You can't talk about Crohn's awareness without talking about the bathroom {sorry}. It's just how it goes when you have an intestinal bowel disorder. When you are having a flare up, you spend a lot of time in the stall, and it's just a part of life with IBD.
I promise to spare you details of what goes on behind the stall. But today I wanted to talk about some options that are available for those who have to be concerned with it.
Get Over Going in Public
Since I was a little girl, I always hated going to the bathroom in public places. If I could help it, I would wait until I got home. That may not have been the most healthy, but it's how I operated.
With Crohn's, all that had to go out the window. There is no holding it. And if you are somehow able to, there are usually consequences for that. I was absolutely mortified at my new circumstances; I remember crying in many a bathroom stall because of how embarrassed I was to be going in public. Unpretty things happen in bathroom stalls, especially for those with IBD. And public bathroom stalls make it impossible to hide. I would often wait until long after the bathroom cleared before I made my exit.
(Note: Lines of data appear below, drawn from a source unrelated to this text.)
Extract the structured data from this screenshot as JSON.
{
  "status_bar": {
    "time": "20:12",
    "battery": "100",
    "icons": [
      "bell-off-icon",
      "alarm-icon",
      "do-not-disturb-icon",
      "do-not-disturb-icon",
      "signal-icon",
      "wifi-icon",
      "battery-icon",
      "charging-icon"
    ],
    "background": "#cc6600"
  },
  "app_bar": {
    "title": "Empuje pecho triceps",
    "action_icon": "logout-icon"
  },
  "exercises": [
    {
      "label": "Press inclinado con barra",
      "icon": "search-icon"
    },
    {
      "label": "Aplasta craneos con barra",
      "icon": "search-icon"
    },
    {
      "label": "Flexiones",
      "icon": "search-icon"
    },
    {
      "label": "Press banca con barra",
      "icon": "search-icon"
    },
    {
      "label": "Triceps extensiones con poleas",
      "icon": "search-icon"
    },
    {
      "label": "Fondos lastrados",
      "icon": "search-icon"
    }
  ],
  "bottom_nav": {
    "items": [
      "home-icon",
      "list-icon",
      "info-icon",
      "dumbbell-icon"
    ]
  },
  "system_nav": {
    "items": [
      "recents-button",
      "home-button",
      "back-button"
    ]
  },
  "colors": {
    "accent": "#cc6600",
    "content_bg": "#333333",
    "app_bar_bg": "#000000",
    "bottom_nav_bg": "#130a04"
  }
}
I still struggle with this, but I have learned that I'm not going to die. I may still be embarrassed {and often feel the need to explain myself, which by the way, makes things WAY more awkward}, but when you are in public and don't have any other option, it's going to be ok. I know where the least-frequented bathrooms are located. I hide in the far stalls if I have to. I make sure not to eat things that are known to cause issues.
Some people have no problems with this, and are probably laughing at me. To those people, I offer my props and respect. For people like me, you have to get a grip on reality. So it's embarrassing. People will hear {and will smell...again, sorry. Just keepin' it real}. Hold your head high. Don't make eye contact. Make a comment about bad Mexican food. Carry air freshener if you feel the need. But you won't see those people again, so don't worry too much about it.
Know Where the Bathroom Is {And the Quickest Route to It}
The first thing a new Crohnie learns is that you always know where the bathroom is. Because you never know. When I was first diagnosed, the first thing I did when I entered a public place was to make sure I looked for the restroom signs. At any given time, I needed to know the quickest route to the bathroom.
Thankfully, as I have achieved remission, this has not been so much of an urgent need. But even still, it's always good to be prepared. If you are able to plan, do that. They say there is an app for everything, and there are even a few for finding a bathroom :)
You just do what you need to do to make appropriate adjustments. On days when I am not feeling well, I make sure to sit on an aisle seat, so I have a quick and easy escape plan. There's nothing worse than being in the center aisle and having to climb over a bunch of people in a hurry. If you scope out the situation at the beginning, you'll feel more comfortable and able to enjoy wherever you are.
The IBD Card
Yes, it exists. You can carry a restroom access card {here or here} in your wallet that basically states that you have a medical condition that may require you to gain immediate access to a bathroom. It can even allow you to have access to otherwise off-limits restrooms. These cards can greatly help in an emergency situation. The Restroom Access Act {"Ally's Law"} requires businesses to make employee bathrooms accessible to those with IBD, chronic medical conditions, and pregnancy. It has passed in 14 states {Texas is one!}.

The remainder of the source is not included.